Like many people with Fibromyalgia, it took years to get a real diagnosis. I dealt with pain, depression, and a myriad of other symptoms separately, not knowing that the real culprit behind all of them was Fibromyalgia. I fell into the trap that a lot of women fall into: the medical field doesn’t like to believe women in pain. We’re told to lose weight and that will solve all of our issues. When we do lose weight, we’re told we’re faking. Or exaggerating. It takes years of searching for a doctor who will take us seriously. And even then, it’s often very difficult to get that Fibromyalgia diagnosis. Very little is known about Fibro, there is no cure, and it is invisible. All of those factors make the medical field very resistant to give that diagnosis. Doctors like to heal. And there is no real healing when it comes to chronic illness. There’s no great success, only coming to terms with it and managing what you can.

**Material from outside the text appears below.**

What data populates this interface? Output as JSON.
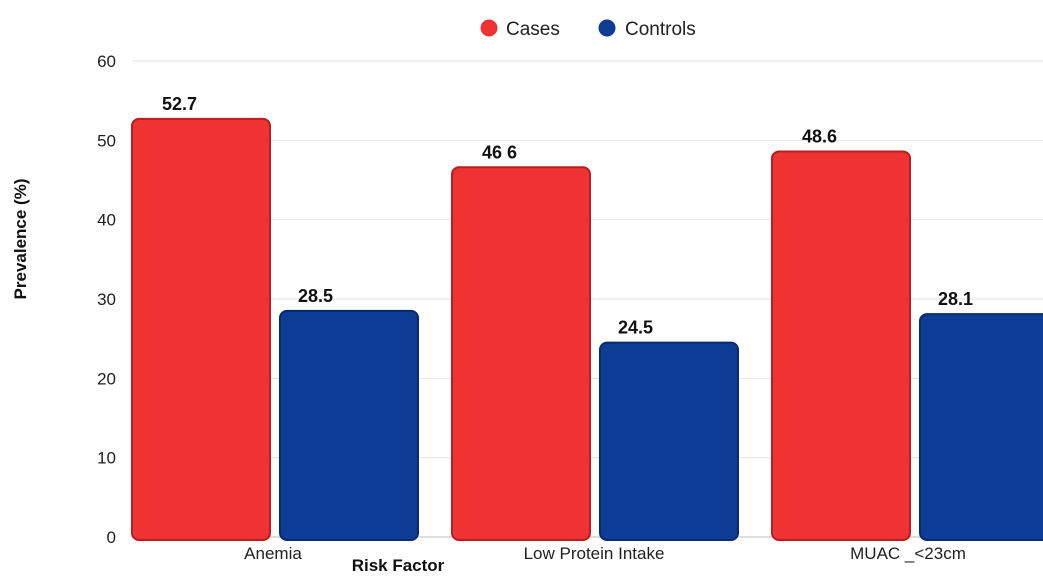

That type of invisibility is all too common. Many people with dangerous illnesses have died waiting for doctors to take them seriously. Fibro doesn’t kill, but there are hundreds of illnesses that can and do kill people while doctors wait for them to “lose a little weight” before they do any tests. This type of invisibility is literally killing people, women and people of color more than others. These are serious issues that need to be addressed. But the invisibility trap doesn’t stop with a diagnosis.

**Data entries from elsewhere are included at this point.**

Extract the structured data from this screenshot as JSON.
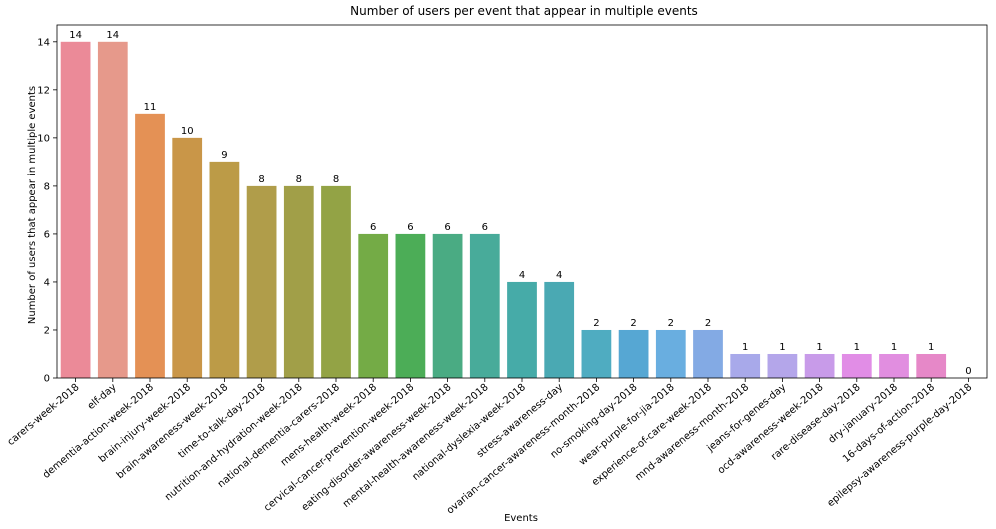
{
  "chart_data": {
    "type": "bar",
    "title": "Number of users per event that appear in multiple events",
    "xlabel": "Events",
    "ylabel": "Number of users that appear in multiple events",
    "ylim": [
      0,
      14.7
    ],
    "yticks": [
      0,
      2,
      4,
      6,
      8,
      10,
      12,
      14
    ],
    "categories": [
      "carers-week-2018",
      "elf-day",
      "dementia-action-week-2018",
      "brain-injury-week-2018",
      "brain-awareness-week-2018",
      "time-to-talk-day-2018",
      "nutrition-and-hydration-week-2018",
      "national-dementia-carers-2018",
      "mens-health-week-2018",
      "cervical-cancer-prevention-week-2018",
      "eating-disorder-awareness-week-2018",
      "mental-health-awareness-week-2018",
      "national-dyslexia-week-2018",
      "stress-awareness-day",
      "ovarian-cancer-awareness-month-2018",
      "no-smoking-day-2018",
      "wear-purple-for-jia-2018",
      "experience-of-care-week-2018",
      "mnd-awareness-month-2018",
      "jeans-for-genes-day",
      "ocd-awareness-week-2018",
      "rare-disease-day-2018",
      "dry-january-2018",
      "16-days-of-action-2018",
      "epilepsy-awareness-purple-day-2018"
    ],
    "values": [
      14,
      14,
      11,
      10,
      9,
      8,
      8,
      8,
      6,
      6,
      6,
      6,
      4,
      4,
      2,
      2,
      2,
      2,
      1,
      1,
      1,
      1,
      1,
      1,
      0
    ],
    "value_labels": [
      "14",
      "14",
      "11",
      "10",
      "9",
      "8",
      "8",
      "8",
      "6",
      "6",
      "6",
      "6",
      "4",
      "4",
      "2",
      "2",
      "2",
      "2",
      "1",
      "1",
      "1",
      "1",
      "1",
      "1",
      "0"
    ],
    "colors": [
      "#eb8a98",
      "#e6998b",
      "#e49155",
      "#c99648",
      "#bc9b47",
      "#b09d4a",
      "#a19f48",
      "#93a345",
      "#74ab46",
      "#4cad57",
      "#4aab83",
      "#48ab9a",
      "#46aba8",
      "#4aa9b3",
      "#4facc1",
      "#56a7d3",
      "#69aee0",
      "#83aae4",
      "#a8a9ea",
      "#b4a6ea",
      "#c89be9",
      "#e18de6",
      "#e18ee0",
      "#e688c8",
      "#e88ab8"
    ],
    "grid": false,
    "legend": "none"
  }
}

When I got the diagnosis, after years of waiting and not knowing, it felt like a relief. It has a name. I assumed that, now that I had a name to put with my all of my symptoms, people would believe me. That doctors would believe me. That friends and family would show compassion. Sadly, that’s an over-simplification and not always the case.

Fibro warriors and other Spoonies who have illnesses that leave no trace talk about having “invisible illnesses.” What we mean is that we could be in the worst pain of our life, with gut-wrenching aches and sharp, stabbing pain all over our body, and you wouldn’t see a trace on our body. There aren’t any bruises to point to, no swollen, red joints to massage. There’s not a single physical sign that shows the world, “ah, yes… there’s a reason she’s in pain.”

We live in a world that requires proof. And in many cases, looking for proof of something is important and justified. But that mindset leaves those of us with invisible illnesses trying desperately to prove to those around us that our symptoms are real. We wear our invisibility like a cloak of shame. On one hand, we want to show that we are strong and capable. But on the other, we want desperately for those around us to believe us that what we experience on a daily basis is very, very real.

I’ve been told on a number of occasions that the pain I experience on a daily basis is all in my head. And that very well may be the case. My own brain might be the cause of this gnawing pain that disrupts so much of my life. But that doesn’t make it any less real or debilitating. And the fact that it is constant and unyielding doesn’t make it easier to deal with. You don’t “get used to” living in a body that is never at peace. The pain can be tolerable and it can be intolerable. But is always with you. And it always affects you.

There’s a lot to unpack when it comes to living with and accepting the invisibility of my condition. There’s my own desire to appear strong in the face of adversity. There’s my resistance to asking for help. And there is also this desperate desire to feel seen and heard. Every time someone says “you can’t be in pain all the time,” it feels like a little blow. When I open up enough to tell someone that yes, this pain is constant and unrelenting, it takes a lot of courage and trust. And to have those symptoms diminished feels a little like a betrayal. I understand that it’s because people don’t want to believe someone they care for could be in that much pain all the time. I understand it is their own coping mechanisms. But it still feels shitty all the same.

If you’re out there wearing your own invisibility cloak, give yourself permission to release the shame of it. Own your pain. Own your symptoms. Own the strength it takes to face each day, knowing that the pain will never go away. And don’t let anyone tell you that your experience isn’t valid because they can’t see it. I see you, and you are one glorious warrior. Stand strong. I believe in you.